Janet kept her eyes on Erin’s face. “We’re in the living room,” she called out. “Erin’s here. Come on in.”

Erin reached the first step, took the next two in a leap.

“Hello, Erin,” Thomas said. “You should have come with us. It was fun, right Beth?”

Erin turned her head so fast her braid hit her in the mouth. Thomas stood across the room, in a brown turtleneck and jeans, his cheeks pink from the cold. Though he’d lost weight, his body filled the doorway—muscled shoulders, football player’s wide neck, girth resting on a wide leather belt. Beth, half-hiding behind him, peered around, her face scrunched up. She opened her mouth, looked at her sister, but no words came out. Heat brushed Erin’s cheeks.  She tried not to look at her father, his thick muscles, the plea in his eyes—tried not to hear the soft note in his voice, the one that appeared only when he spoke to her. She clenched her fists, stepped up to the next stair.

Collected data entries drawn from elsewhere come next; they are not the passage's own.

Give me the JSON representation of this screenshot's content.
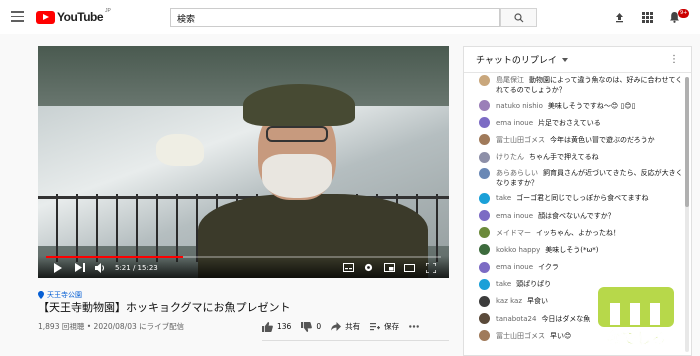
{
  "header": {
    "logo_text": "YouTube",
    "logo_region": "JP",
    "search_placeholder": "検索",
    "notification_count": "9+"
  },
  "player": {
    "current_time": "5:21",
    "duration": "15:23",
    "progress_fraction": 0.348
  },
  "video": {
    "channel_tag": "天王寺公園",
    "title": "【天王寺動物園】ホッキョクグマにお魚プレゼント",
    "meta": "1,893 回視聴 • 2020/08/03 にライブ配信",
    "likes": "136",
    "dislikes": "0",
    "share_label": "共有",
    "save_label": "保存"
  },
  "chat": {
    "header_title": "チャットのリプレイ",
    "messages": [
      {
        "author": "島尾保江",
        "text": "動物園によって違う魚なのは、好みに合わせてくれてるのでしょうか？",
        "color": "#c9a77c"
      },
      {
        "author": "natuko nishio",
        "text": "美味しそうですね〜😊 ▯😊▯",
        "color": "#9b7fb8"
      },
      {
        "author": "ema inoue",
        "text": "片足でおさえている",
        "color": "#7c6bc4"
      },
      {
        "author": "冨士山田ゴメス",
        "text": "今年は黄色い冒で遊ぶのだろうか",
        "color": "#a07a5a"
      },
      {
        "author": "けりたん",
        "text": "ちゃん手で押えてるね",
        "color": "#8d8fa8"
      },
      {
        "author": "あらあらしい",
        "text": "飼育員さんが近づいてきたら、反応が大きくなりますか？",
        "color": "#6a88b5"
      },
      {
        "author": "take",
        "text": "ゴーゴ君と同じでしっぽから食べてますね",
        "color": "#1aa0d8"
      },
      {
        "author": "ema inoue",
        "text": "顔は食べないんですか？",
        "color": "#7c6bc4"
      },
      {
        "author": "メイドマー",
        "text": "イッちゃん、よかったね！",
        "color": "#6b8a3a"
      },
      {
        "author": "kokko happy",
        "text": "美味しそう(*ω*)",
        "color": "#3d6b3d"
      },
      {
        "author": "ema inoue",
        "text": "イクラ",
        "color": "#7c6bc4"
      },
      {
        "author": "take",
        "text": "頭ぱりぱり",
        "color": "#1aa0d8"
      },
      {
        "author": "kaz kaz",
        "text": "早食い",
        "color": "#3c3c3c"
      },
      {
        "author": "tanabota24",
        "text": "今日はダメな魚",
        "color": "#5a4a3a"
      },
      {
        "author": "冨士山田ゴメス",
        "text": "早い😊",
        "color": "#a07a5a"
      }
    ]
  },
  "watermark": {
    "text": "なでしろ"
  }
}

Beth tugged on Thomas’ shirt. “I want to show you something,” she said, glancing back and forth between Thomas and her sister. “In the kitchen.”

“Erin?” Thomas held out a hand. “Can we call a truce? It’s been a really long time.”

She looked up. His off-center blue eyes—clear, her mind noted, not bloodshot—held hers. But as he moved toward her, she stepped up again and shook her head.

“Say hello to your father, Erin,” Janet said. “He’s been wanting to talk to you, you know.”

Erin glanced at her mother, saw immediately the flood of color rising through her mother’s neck to her pinched face. But Janet stared back, not giving an inch.

“Not to bother you, Erin,” Thomas said quickly. “But Beth tells me all the thing you’ve been doing. Everything you always said you’d do. She says you speak half a dozen languages and you’ve got another degree…I always knew you could do whatever you wanted, but this, the whole world—”

“Stop it. Please.” Erin bit down hard on her lower lip.

“Listen to your father, Erin,” Janet said. “He should have a chance, don’t you think?”

Erin didn’t turn her head.

“Your father gave me back the sleeping bag you covered him with the other night,” Janet added.  “Obviously you care about him.”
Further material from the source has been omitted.